Other speakers during Keenum’s morning and afternoon sessions included high-ranking officials from the U.N., academia, industry, international governments and the U.S. government. During his speeches, Keenum touted the collaboration among nearly 90 universities to create the Presidents United to Solve Hunger (PUSH) consortium, a collection of university leaders dedicated to making food and nutrition security a priority. The presidents’ Commitment to Food & Nutrition Security has been signed by university presidents and chancellors from around the world, providing a framework for collaboration on a global scale.

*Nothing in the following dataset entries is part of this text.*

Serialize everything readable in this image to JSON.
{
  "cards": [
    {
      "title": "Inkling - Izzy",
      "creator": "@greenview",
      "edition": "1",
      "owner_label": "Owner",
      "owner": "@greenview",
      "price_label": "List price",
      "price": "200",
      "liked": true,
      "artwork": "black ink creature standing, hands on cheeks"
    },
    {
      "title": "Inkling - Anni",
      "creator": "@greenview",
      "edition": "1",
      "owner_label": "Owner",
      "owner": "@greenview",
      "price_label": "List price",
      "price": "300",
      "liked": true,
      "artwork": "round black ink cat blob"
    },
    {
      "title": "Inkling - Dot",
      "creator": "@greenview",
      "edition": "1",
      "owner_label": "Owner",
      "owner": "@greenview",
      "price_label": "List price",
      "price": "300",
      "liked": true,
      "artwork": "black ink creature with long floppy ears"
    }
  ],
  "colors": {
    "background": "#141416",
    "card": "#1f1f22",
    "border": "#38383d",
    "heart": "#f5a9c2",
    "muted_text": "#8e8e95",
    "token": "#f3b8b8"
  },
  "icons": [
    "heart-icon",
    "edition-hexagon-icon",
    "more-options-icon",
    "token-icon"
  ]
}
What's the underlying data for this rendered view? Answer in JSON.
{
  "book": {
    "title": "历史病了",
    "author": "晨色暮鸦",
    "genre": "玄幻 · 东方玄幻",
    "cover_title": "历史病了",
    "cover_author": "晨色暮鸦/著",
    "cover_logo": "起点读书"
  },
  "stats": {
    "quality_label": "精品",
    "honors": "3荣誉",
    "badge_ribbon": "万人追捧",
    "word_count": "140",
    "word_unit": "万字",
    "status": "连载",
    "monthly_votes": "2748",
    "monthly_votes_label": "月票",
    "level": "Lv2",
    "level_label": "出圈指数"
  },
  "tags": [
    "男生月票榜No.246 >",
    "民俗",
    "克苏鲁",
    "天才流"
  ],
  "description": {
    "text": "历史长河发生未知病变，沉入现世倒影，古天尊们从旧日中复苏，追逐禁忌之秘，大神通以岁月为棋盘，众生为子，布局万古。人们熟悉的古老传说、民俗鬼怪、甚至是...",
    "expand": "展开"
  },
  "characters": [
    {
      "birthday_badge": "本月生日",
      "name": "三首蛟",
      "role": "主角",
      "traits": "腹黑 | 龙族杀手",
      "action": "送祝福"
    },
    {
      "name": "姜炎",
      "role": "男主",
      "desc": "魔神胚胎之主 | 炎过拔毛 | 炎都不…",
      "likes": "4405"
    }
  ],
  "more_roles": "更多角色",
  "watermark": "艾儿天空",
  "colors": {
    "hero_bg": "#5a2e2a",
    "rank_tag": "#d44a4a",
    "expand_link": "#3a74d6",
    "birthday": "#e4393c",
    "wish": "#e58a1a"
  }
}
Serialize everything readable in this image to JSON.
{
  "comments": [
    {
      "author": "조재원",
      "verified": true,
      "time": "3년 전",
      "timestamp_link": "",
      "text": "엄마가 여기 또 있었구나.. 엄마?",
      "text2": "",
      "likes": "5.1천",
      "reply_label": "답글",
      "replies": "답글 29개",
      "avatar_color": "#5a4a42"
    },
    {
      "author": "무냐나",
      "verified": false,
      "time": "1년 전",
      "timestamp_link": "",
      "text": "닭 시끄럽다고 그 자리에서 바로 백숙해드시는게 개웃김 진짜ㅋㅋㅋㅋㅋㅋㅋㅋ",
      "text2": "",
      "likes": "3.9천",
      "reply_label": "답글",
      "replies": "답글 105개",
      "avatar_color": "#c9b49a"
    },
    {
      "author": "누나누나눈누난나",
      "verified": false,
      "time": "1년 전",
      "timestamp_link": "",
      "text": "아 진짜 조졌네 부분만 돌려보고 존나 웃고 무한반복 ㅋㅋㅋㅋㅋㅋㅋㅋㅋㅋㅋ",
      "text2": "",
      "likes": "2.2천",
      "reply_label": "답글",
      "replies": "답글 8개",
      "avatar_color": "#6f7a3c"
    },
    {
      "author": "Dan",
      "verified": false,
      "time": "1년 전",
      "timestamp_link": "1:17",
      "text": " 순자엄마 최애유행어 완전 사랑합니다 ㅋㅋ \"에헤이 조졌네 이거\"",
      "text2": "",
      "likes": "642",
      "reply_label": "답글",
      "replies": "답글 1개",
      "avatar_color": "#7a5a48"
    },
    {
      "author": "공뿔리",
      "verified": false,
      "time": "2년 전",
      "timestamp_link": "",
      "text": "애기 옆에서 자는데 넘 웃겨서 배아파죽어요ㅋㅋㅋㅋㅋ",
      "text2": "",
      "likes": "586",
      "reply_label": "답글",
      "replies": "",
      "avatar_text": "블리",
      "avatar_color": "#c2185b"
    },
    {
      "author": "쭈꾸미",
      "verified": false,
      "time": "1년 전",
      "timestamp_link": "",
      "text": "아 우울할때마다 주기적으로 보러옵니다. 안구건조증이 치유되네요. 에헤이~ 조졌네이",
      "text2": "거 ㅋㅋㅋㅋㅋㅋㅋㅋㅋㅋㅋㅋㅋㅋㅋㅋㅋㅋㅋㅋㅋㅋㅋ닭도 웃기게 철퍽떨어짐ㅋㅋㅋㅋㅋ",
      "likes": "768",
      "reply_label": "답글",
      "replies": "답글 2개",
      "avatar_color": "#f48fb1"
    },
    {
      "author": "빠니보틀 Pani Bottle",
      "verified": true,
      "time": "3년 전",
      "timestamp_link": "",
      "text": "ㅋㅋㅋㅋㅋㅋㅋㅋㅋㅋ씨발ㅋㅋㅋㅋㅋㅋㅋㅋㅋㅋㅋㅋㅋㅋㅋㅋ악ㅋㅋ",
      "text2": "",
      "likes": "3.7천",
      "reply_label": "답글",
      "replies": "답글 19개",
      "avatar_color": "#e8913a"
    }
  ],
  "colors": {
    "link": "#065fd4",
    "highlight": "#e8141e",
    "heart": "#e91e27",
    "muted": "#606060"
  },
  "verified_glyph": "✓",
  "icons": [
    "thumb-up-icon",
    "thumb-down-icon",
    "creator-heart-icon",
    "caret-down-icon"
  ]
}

Keenum serves as chair of the PUSH steering committee.

“Our universities have only scratched the surface of what research, extension education and teaching can contribute to the improved health, safety and security of millions of people, and open data – open information – is going to play an increasingly important role as we move forward,” Keenum said.

In addition to updating global leaders about collective university action to address world food security, Keenum also highlighted the role MSU plays in disseminating relevant agricultural research at the state, national and global levels. For nearly 50 years, the university’s Mississippi Agricultural & Forestry Experiment Station Seed Technology Laboratory researchers traveled throughout the nation and world to share their discoveries. MSU launched an online archive of approximately five decades of the university’s seed technology research this summer.

Keenum acknowledged that there are obstacles to overcome before open data become universal but said he was encouraged by the dialog and feedback he received during the GODAN summit.

“My hope – and that of my fellow presidents and chancellors in PUSH – is that this gathering of researchers and leaders from virtually every sector can launch a new way of thinking about data and that our universities will be role models in the way that we access – and especially in the way that we share – data,” Keenum said.

As a former U.S. Department of Agriculture undersecretary and in his current role as MSU president, Keenum has dedicated a significant portion of his professional career to global food security issues. At USDA, Keenum was responsible for aid programs administered by USDA's Foreign Agricultural Service and worked closely with the U.S. Agency for International Development, the U.N. Food & Agriculture Organization and the U.N. World Food Program. Since coming to MSU in 2009, Keenum has worked to establish the university’s International Institute and formed partnerships with those two U.N. organizations.

Keenum currently serves as vice chairman of the board of the Foundation for Food & Agricultural Research and as a member of the Feed the Future Evaluation Oversight Committee, both of which examine what it will take to continue to feed a growing global population. At the closing plenary of the GODAN summit, Keenum was joined by U.S. Agriculture Secretary Tom Vilsack, among other high-level officials.